Farmers will return to central London today for a “Pancake Day rally” to protest changes to inheritance tax. The protest will begin at midday with a march from Whitehall towards Parliament, and the demonstration is expected to conclude at 3pm. This marks the latest chapter in farmers’ ongoing resistance to recent government proposals which could have significant implications for agricultural land and its owners. The protest comes in the wake of the Government’s consultation on how changes to Agricultural Property Relief (APR) and Business Property Relief (BPR) will apply to trusts.
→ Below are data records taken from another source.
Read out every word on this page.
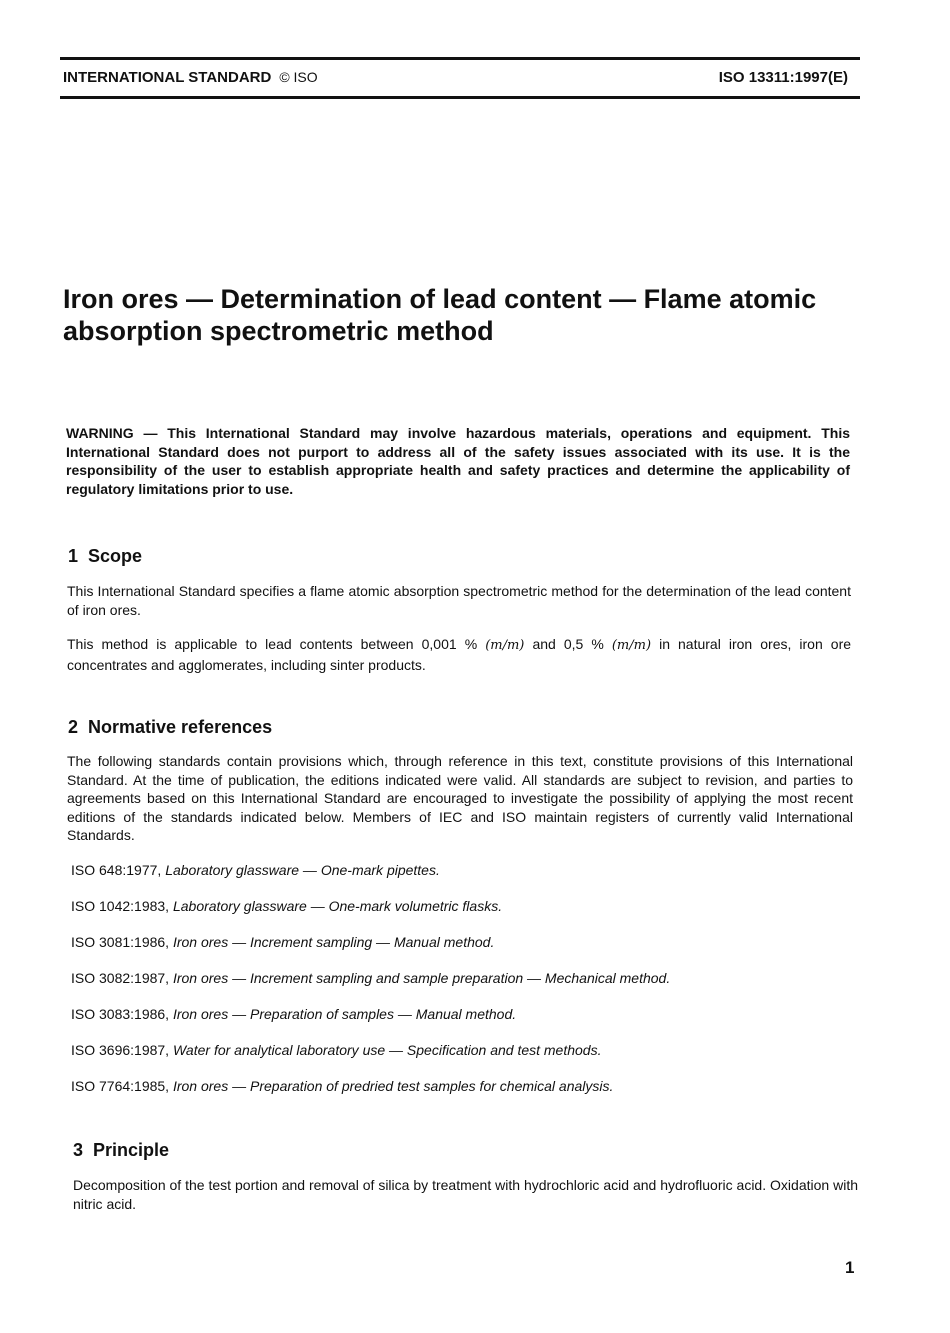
INTERNATIONAL STANDARD © ISO	ISO 13311:1997(E)
Iron ores — Determination of lead content — Flame atomic
absorption spectrometric method

WARNING — This International Standard may involve hazardous materials, operations and equipment. This International Standard does not purport to address all of the safety issues associated with its use. It is the responsibility of the user to establish appropriate health and safety practices and determine the applicability of regulatory limitations prior to use.

1 Scope

This International Standard specifies a flame atomic absorption spectrometric method for the determination of the lead content of iron ores.

This method is applicable to lead contents between 0,001 % (m/m) and 0,5 % (m/m) in natural iron ores, iron ore concentrates and agglomerates, including sinter products.

2 Normative references

The following standards contain provisions which, through reference in this text, constitute provisions of this International Standard. At the time of publication, the editions indicated were valid. All standards are subject to revision, and parties to agreements based on this International Standard are encouraged to investigate the possibility of applying the most recent editions of the standards indicated below. Members of IEC and ISO maintain registers of currently valid International Standards.

ISO 648:1977, Laboratory glassware — One-mark pipettes.

ISO 1042:1983, Laboratory glassware — One-mark volumetric flasks.

ISO 3081:1986, Iron ores — Increment sampling — Manual method.

ISO 3082:1987, Iron ores — Increment sampling and sample preparation — Mechanical method.

ISO 3083:1986, Iron ores — Preparation of samples — Manual method.

ISO 3696:1987, Water for analytical laboratory use — Specification and test methods.

ISO 7764:1985, Iron ores — Preparation of predried test samples for chemical analysis.

3 Principle

Decomposition of the test portion and removal of silica by treatment with hydrochloric acid and hydrofluoric acid. Oxidation with nitric acid.

1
Tom Gauterin, tax and agricultural lawyer at Freeths, says, "The farmers’ latest protest comes hard on the heels of the publication of the Government’s consultation on how the changes to APR and BPR will apply to trusts. This consultation is concerned with the technical detail of how the new policy will work. Concerningly, there is no sign at all that the Government has listened to any of the wider points raised about the effect of limiting the scope of APR and BPR available to farms and other businesses."

The consultation has raised concerns among farmers, as it looks to implement changes that would limit the inheritance tax reliefs currently available to farming estates. Gauterin pointed out that the original policy, intended to target investors using farmland for tax avoidance, was based on flawed assumptions, failing to account for the real challenges faced by working farms. He added, "To recap: the original policy - ostensibly intended to target investors using farmland as a tax sheltering device - was based on incorrect assumptions (farms are not the same as death estates, and most farming estates will claim BPR in preference to APR), and appeared to take no account of the reality that the high capital values of farms are wildly out of sync with their (notoriously limited!) income generating potential."

As a result of these proposed changes, some farmers may be forced to sell their land. Gauterin warned, "As things stand, it is likely that some farmers will bow to the inevitable and sell up. There is no guarantee that agricultural land will continue to be used for food production post-sale, so this has far-reaching implications for the UK’s food security – a point that has been notably absent from any Government comments."

Farmers, advisors, and industry experts are calling for more sensible alternatives. Gauterin suggested two potential solutions, including tightening the definition of a "working farm" or implementing a full exemption on death with a clawback mechanism if the farm is sold within a specified period. He concluded, "This policy remains a blunt instrument that might have been designed to make farms go to the wall. Multiple tax advisors have proposed alternatives that would more effectively target investors without harming active farmers."

The protest today is part of a wider movement to address the unintended consequences of the inheritance tax changes and to ensure that UK farming remains viable for future generations. As the clock ticks down to the deadline of 6 April 2026, it may still be advantageous for farmers to transfer their farms into trust, as the ongoing charges of up to 3% every ten years could be more manageable than the alternative tax burden.